Das Projekt wird im Rahmen des Innovative Training Networks (ITN) mit dem Titel Training towards Innovative Personalized Antibiotic Therapy (TIPAT) unter den Förderkennzeichen EUUZI72085 durchgeführt und durch das Forschungs- und Innovationsprogramm Horizon 2020 der Europäischen Union unter der Marie Skłodowska-Curie-Finanzhilfevereinbarung Nr. 861323 gefördert.

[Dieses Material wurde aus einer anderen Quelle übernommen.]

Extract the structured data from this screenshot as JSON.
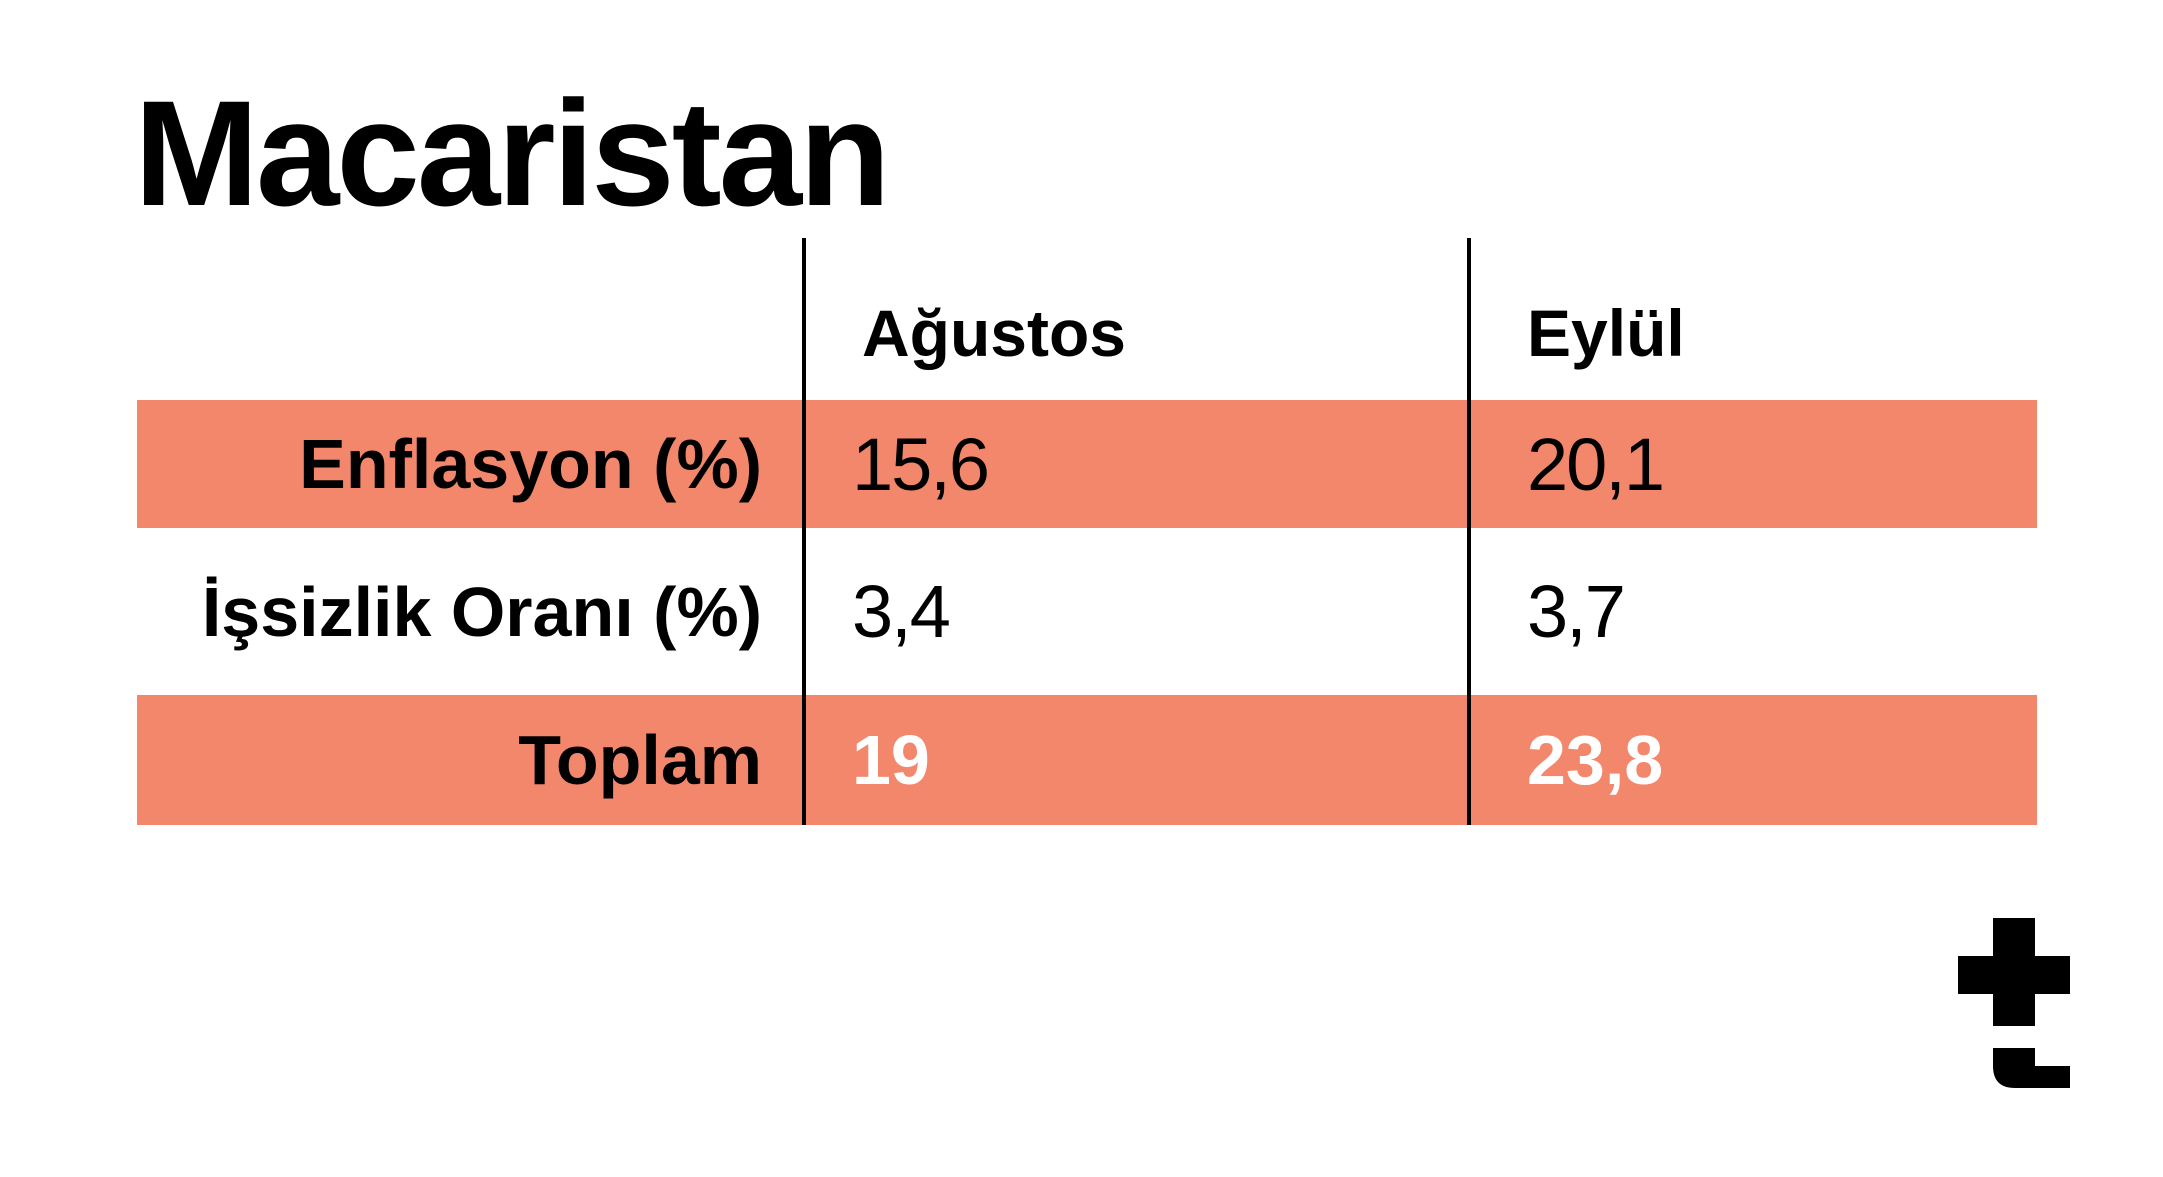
{
  "title": "Macaristan",
  "colors": {
    "row_highlight": "#f2876b",
    "text": "#000000",
    "total_value_text": "#ffffff"
  },
  "logo_icon": "t-logo-icon",
  "chart_data": {
    "type": "table",
    "title": "Macaristan",
    "columns": [
      "Ağustos",
      "Eylül"
    ],
    "rows": [
      {
        "label": "Enflasyon (%)",
        "values": [
          "15,6",
          "20,1"
        ],
        "highlighted": true
      },
      {
        "label": "İşsizlik Oranı (%)",
        "values": [
          "3,4",
          "3,7"
        ],
        "highlighted": false
      },
      {
        "label": "Toplam",
        "values": [
          "19",
          "23,8"
        ],
        "highlighted": true
      }
    ]
  }
}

KI-gestützte Assayentwicklung für phänotypische Carbapenemresistenz durch Porin-Verlust und Efflux-Überexpression bei Gram-negativen Bakterien
Weitere Informationen finden Sie hier: PREPLEX und im PREPLEX-Video
Vorhabenszeitraum: 01.09.2020- 31.08.2025
Verbundpartner: Curetis GmbH, Ares Genetics GmbH
Carbapenem-Resistenz bei Gram-negativen Bakterien stellt eine der größten Herausforderungen an die Therapie und Diagnostik. Allerdings geht ein Carbapenem-resistenter Phänotyp nicht immer auf eine Carbapenemase, also ein Enzym, das die Reserveantibiotika inaktiviert, zurück. Oft wird dieser Phänotyp durch Sekundärmechanismen, wie Porin-Verlust oder erhöhtem Efflux verursacht, was gut mit gezielten Kombinationstherapien behandelt werden kann. Leider differenziert die kulturbasierte Routinediagnostik den Geno- und Phänotyp nicht, wohingegen die klassische PCR-basierte Molekulardiagnostik nur den Genotyp erfasst. Der Phänotyp ist jedoch stets genetisch kodiert, so dass er sich aus dem Genomdaten theoretisch ableiten müsste, was jedoch hochkomplexe regulatorische Mechanismen und unzählige Gene und noch mehr Allelvarianten berücksichtigen muss. Das kann man nicht mehr mit einfachen Methoden nachvollziehen. Deshalb sollen deep-learning Prozesse angewandt werden, um aus Genomdaten die Phänotypen abzuleiten. In dem Zusammenhang sollen auch molekulare Marker identifiziert werden, die in einfachen mRNA-basierten Assays, einen Non-Carbapenemase-bedingten Carbapenem-Resistenzphänotyp differenzieren, um sie diagnostisch nutzbar zu machen.
Das Projekt wird im Rahmen des Forschungscampus InfectoGnostics durchgeführt und durch das Bundesministerium für Bildung und Forschung unter den Förderkennzeichen 13GW0457A gefördert.